Could these changes really help people lose weight or improve their health?
"I don't want to over-claim that this is a weight-loss program," Thorndike says. "But if there is an employee that was buying a 20-ounce Coke, three times a week and/or every day, and they reduce their calories by 200 a day because of the traffic-light labels, then you could argue that it's helping that person lose weight. It has the potential."
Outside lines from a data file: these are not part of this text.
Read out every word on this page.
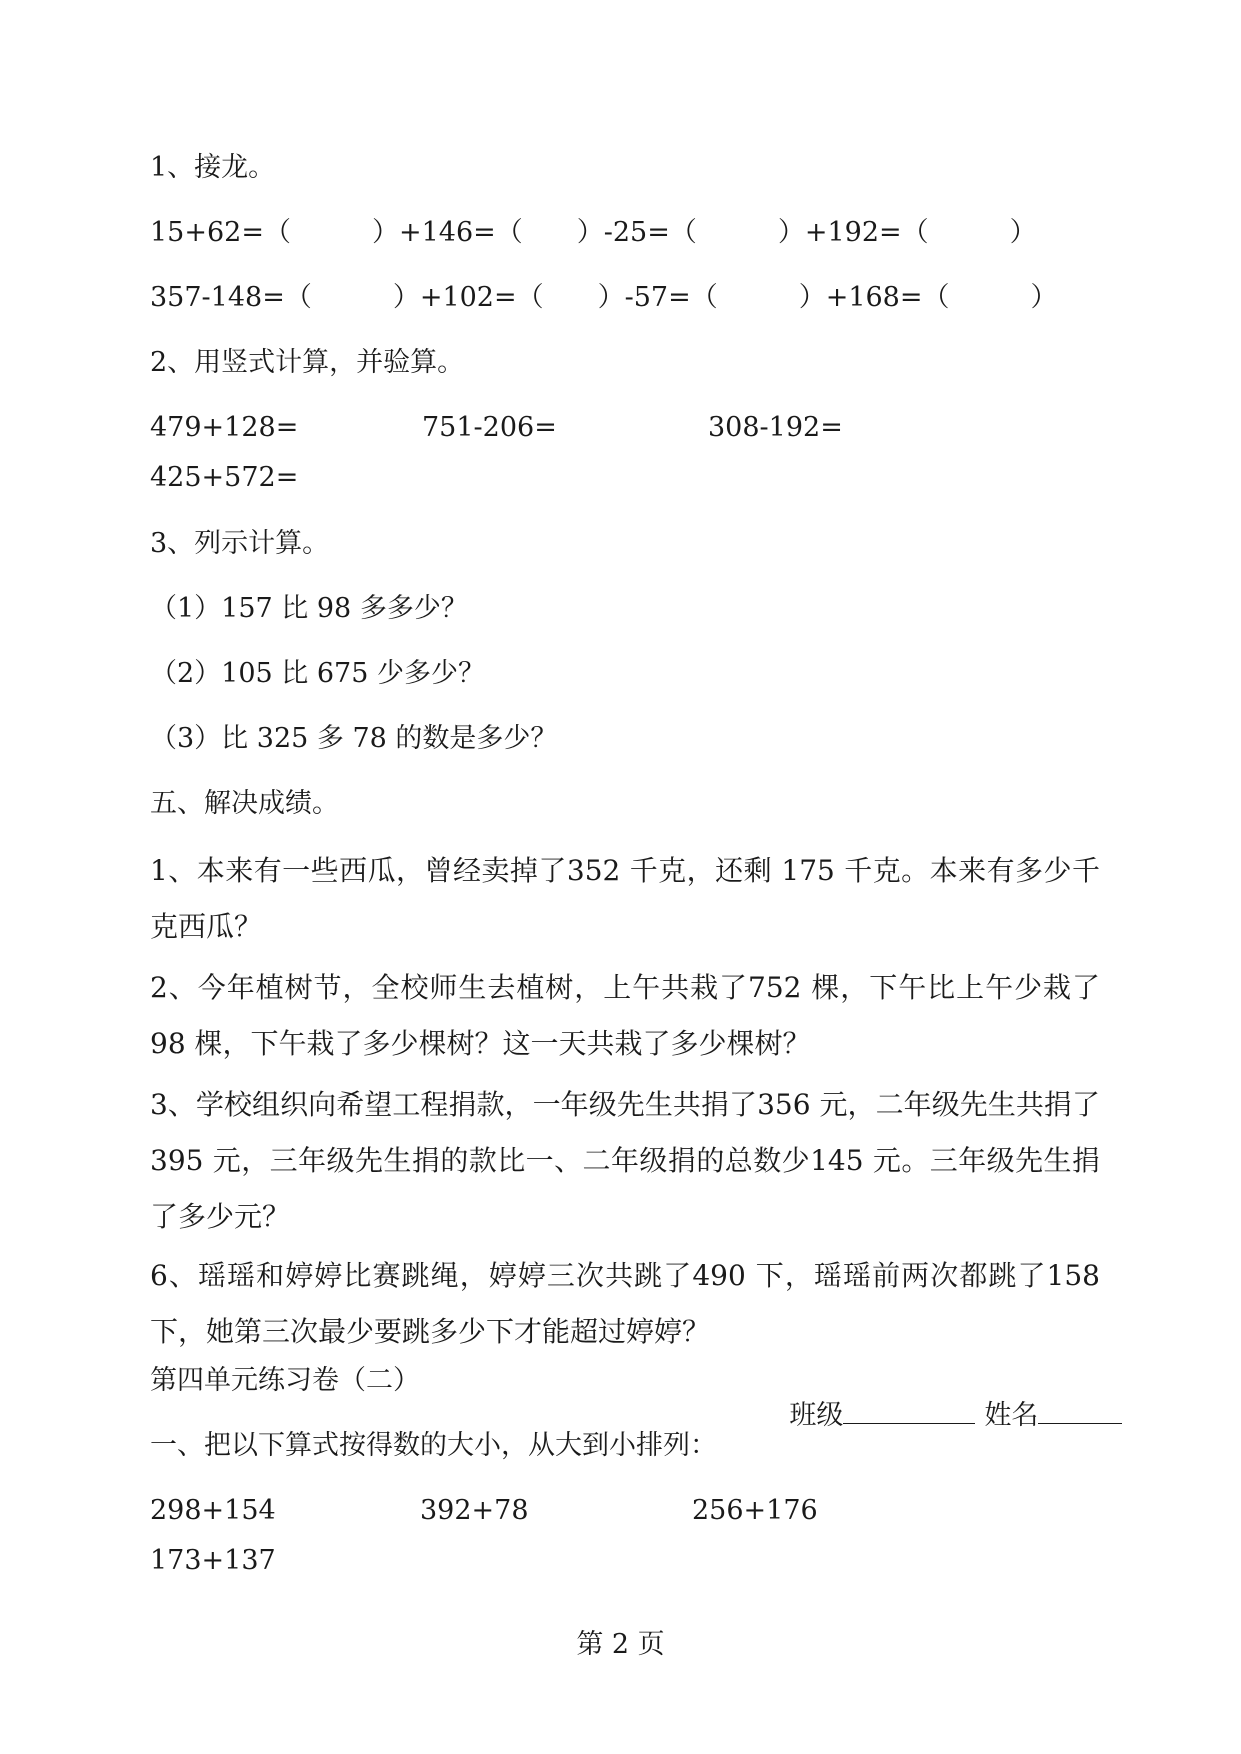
1、接龙。
15+62=（　　　）+146=（　　）-25=（　　　）+192=（　　　）
357-148=（　　　）+102=（　　）-57=（　　　）+168=（　　　）
2、用竖式计算，并验算。
479+128=	751-206=	308-192=
425+572=
3、列示计算。
（1）157 比 98 多多少？
（2）105 比 675 少多少？
（3）比 325 多 78 的数是多少？
五、解决成绩。
1、本来有一些西瓜，曾经卖掉了352 千克，还剩 175 千克。本来有多少千克西瓜？
2、今年植树节，全校师生去植树，上午共栽了752 棵，下午比上午少栽了 98 棵，下午栽了多少棵树？这一天共栽了多少棵树？
3、学校组织向希望工程捐款，一年级先生共捐了356 元，二年级先生共捐了 395 元，三年级先生捐的款比一、二年级捐的总数少145 元。三年级先生捐了多少元？
6、瑶瑶和婷婷比赛跳绳，婷婷三次共跳了490 下，瑶瑶前两次都跳了158 下，她第三次最少要跳多少下才能超过婷婷？
第四单元练习卷（二）

班级
	姓名

一、把以下算式按得数的大小，从大到小排列：
298+154	392+78	256+176
173+137
第 2 页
For Thorndike, though, the tagging system is more about changing the culture around eating. "It's more about preventing weight gain," she says. "This should be our new normal. Cafeterias should be highlighting what's healthy."
Plus, she says, you can easily implement the red, yellow and green system in your kitchen at home.
Just fill one drawer with healthful snacks and then label it green. "Kids can eat whatever they want from that drawer," she says. Fill another drawer with less healthful snacks and label it red. "Kids have to ask permission to take from this drawer, or they get one of these snacks just on occasion," Thorndike says.
"It's a great concept for children, because they love it when they have a choice," she says. "We all do better when we have choice. When you tell people you can't have something, they go against it."
And don't forget choice architecture: Make fruit, vegetables and whole grains front, center and easy to find in the kitchen, Thorndike says. And put those red snacks up high and in the back of shelves.
"If you put the cookies up on the top shelf," she says, "they're out of sight, out of mind. By the time you climb up and reach them, you may have decided you really don't want that cookie in the first place. It's all about mindful choices."